The fiscal year ending Oct. 1 will see another big decrease from the prior year and is likely a result of more border patrol agents and new technology infrastructure, said agency spokesman Doug Mosier.
Mosier said the arrests are a 90 percent drop from five years ago in the El Paso sector, which covers New Mexico and two Texas counties. He said in the early 1990s the sector was sometimes experiencing 1,000 apprehensions a day. Today, that number is around 20 to 30 a day, he said.
“We have better systems in place…new agents and new technology that are helping,” said Mosier. “We are trying to remain proactive.”
Final apprehension numbers are expected to be released after the fiscal year.

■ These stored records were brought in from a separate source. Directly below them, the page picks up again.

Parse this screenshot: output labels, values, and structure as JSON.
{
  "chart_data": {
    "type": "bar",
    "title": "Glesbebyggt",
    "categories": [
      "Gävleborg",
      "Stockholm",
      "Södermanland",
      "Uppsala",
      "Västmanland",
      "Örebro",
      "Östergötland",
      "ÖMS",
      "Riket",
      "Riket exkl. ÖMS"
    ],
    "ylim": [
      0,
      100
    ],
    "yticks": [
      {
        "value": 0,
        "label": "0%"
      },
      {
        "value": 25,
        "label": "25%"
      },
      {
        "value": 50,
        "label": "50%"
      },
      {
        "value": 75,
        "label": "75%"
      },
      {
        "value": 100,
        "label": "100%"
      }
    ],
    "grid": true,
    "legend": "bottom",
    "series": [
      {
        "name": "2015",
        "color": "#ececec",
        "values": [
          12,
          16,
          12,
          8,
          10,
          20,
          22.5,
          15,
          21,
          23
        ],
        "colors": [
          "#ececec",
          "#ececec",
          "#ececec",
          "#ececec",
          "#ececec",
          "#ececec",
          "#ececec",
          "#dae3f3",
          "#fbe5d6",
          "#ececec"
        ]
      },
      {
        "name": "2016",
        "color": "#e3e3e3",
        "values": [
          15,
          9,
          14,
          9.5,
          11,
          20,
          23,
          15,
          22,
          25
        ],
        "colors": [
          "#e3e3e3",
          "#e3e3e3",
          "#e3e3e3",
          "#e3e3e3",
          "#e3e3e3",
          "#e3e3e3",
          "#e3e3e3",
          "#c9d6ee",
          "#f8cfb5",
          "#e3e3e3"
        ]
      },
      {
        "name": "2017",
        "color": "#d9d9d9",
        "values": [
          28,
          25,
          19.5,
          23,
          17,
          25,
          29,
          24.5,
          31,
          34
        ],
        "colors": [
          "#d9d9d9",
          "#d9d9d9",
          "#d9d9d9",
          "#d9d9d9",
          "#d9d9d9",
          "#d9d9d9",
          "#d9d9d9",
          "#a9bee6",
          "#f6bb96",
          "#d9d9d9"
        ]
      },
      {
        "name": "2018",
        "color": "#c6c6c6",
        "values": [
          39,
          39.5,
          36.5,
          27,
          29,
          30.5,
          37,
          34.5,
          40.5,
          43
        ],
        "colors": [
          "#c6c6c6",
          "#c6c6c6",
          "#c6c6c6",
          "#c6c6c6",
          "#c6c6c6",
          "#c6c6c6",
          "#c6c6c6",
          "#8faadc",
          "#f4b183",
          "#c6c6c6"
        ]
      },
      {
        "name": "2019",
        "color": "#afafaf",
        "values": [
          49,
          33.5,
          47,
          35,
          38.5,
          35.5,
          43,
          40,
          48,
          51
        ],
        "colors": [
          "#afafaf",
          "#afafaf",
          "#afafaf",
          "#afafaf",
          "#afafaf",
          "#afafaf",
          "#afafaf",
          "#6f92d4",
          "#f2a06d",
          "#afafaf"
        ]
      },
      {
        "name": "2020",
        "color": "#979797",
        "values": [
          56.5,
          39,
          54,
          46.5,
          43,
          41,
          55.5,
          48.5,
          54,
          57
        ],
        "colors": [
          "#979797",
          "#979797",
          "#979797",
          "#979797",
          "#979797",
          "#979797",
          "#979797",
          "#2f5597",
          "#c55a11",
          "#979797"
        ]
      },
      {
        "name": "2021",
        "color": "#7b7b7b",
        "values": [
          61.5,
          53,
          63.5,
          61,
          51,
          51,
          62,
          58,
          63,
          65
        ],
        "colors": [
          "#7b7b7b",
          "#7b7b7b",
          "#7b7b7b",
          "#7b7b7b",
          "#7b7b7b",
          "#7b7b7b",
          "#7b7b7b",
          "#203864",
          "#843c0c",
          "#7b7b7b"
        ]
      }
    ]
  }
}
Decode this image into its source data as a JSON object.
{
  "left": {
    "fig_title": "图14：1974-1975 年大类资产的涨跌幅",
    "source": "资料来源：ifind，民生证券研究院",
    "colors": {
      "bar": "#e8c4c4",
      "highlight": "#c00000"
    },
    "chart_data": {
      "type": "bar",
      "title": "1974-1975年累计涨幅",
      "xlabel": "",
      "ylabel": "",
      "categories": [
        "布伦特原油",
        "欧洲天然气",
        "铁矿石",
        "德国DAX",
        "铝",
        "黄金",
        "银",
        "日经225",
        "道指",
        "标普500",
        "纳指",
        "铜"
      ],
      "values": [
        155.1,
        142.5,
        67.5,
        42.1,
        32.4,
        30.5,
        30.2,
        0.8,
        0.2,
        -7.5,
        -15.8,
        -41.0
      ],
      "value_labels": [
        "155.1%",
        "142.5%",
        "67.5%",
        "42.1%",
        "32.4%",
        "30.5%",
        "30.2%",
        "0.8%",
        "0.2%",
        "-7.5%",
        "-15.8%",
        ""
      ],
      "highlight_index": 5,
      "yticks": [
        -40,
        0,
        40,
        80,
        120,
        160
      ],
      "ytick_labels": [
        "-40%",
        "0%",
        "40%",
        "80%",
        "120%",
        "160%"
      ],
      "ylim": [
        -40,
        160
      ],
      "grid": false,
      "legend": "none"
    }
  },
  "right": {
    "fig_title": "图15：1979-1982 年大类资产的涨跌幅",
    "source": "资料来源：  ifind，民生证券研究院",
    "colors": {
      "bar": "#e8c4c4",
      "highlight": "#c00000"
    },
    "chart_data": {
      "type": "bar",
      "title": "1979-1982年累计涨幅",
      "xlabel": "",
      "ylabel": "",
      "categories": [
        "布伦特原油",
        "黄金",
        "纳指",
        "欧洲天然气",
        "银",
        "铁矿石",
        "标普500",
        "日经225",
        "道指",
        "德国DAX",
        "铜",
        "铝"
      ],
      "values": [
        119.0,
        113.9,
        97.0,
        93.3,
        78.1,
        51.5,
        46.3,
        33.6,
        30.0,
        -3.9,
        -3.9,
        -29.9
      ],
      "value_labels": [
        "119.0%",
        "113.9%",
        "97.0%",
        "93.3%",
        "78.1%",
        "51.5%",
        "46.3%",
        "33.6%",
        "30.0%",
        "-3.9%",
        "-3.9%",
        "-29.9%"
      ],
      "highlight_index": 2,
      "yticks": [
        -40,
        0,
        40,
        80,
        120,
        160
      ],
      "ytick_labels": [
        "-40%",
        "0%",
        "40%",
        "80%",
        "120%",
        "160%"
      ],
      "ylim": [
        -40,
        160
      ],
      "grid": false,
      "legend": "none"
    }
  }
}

Last year, Randy Hill, chief of the U.S. Border Patrol’s El Paso sector, said officers apprehended 7,800 immigrants during the 2009-2010 fiscal year in New Mexico. More than 76,000 immigrants were arrested in New Mexico during the 2004-05 fiscal year.
Hill said last year that officials acknowledged that slightly less than three-quarters of the sector’s 268 miles of border are considered “under control” by Border Patrol standards.
Cristina Parker, a spokeswoman for the Border Network for Human Rights, an immigrant advocacy group based in El Paso, Texas, said she feared that the drop in apprehensions showed that would-be immigrants are foregoing trying to cross through urban areas for remote, deadly terrains.
“I think people are now opting to cross through dangerous areas and we are seeing more migrant deaths,” said Parker. “That’s what these numbers don’t show.”
The group opened a new office in Anthony, N.M. on Friday aimed at helping immigrants with civil rights and advocacy issues.
News of the latest apprehension numbers comes as the U.S. Border Patrol plans to build an Animas Valley forward operating base despite objections by some ranchers over the location. The Hidalgo County ranchers say the agency’s preferred site is hard to see and won’t serve as a deterrent for those trying to cross into the U.S. illegally or trafficking drugs. They want the site built 13 miles away and want it more visible.
An environmental review says the base, regardless of which site is selected, will hold a heliport, horse corrals and modular buildings capable of housing up to 16 federal agents, who’ll stay for short-term spans.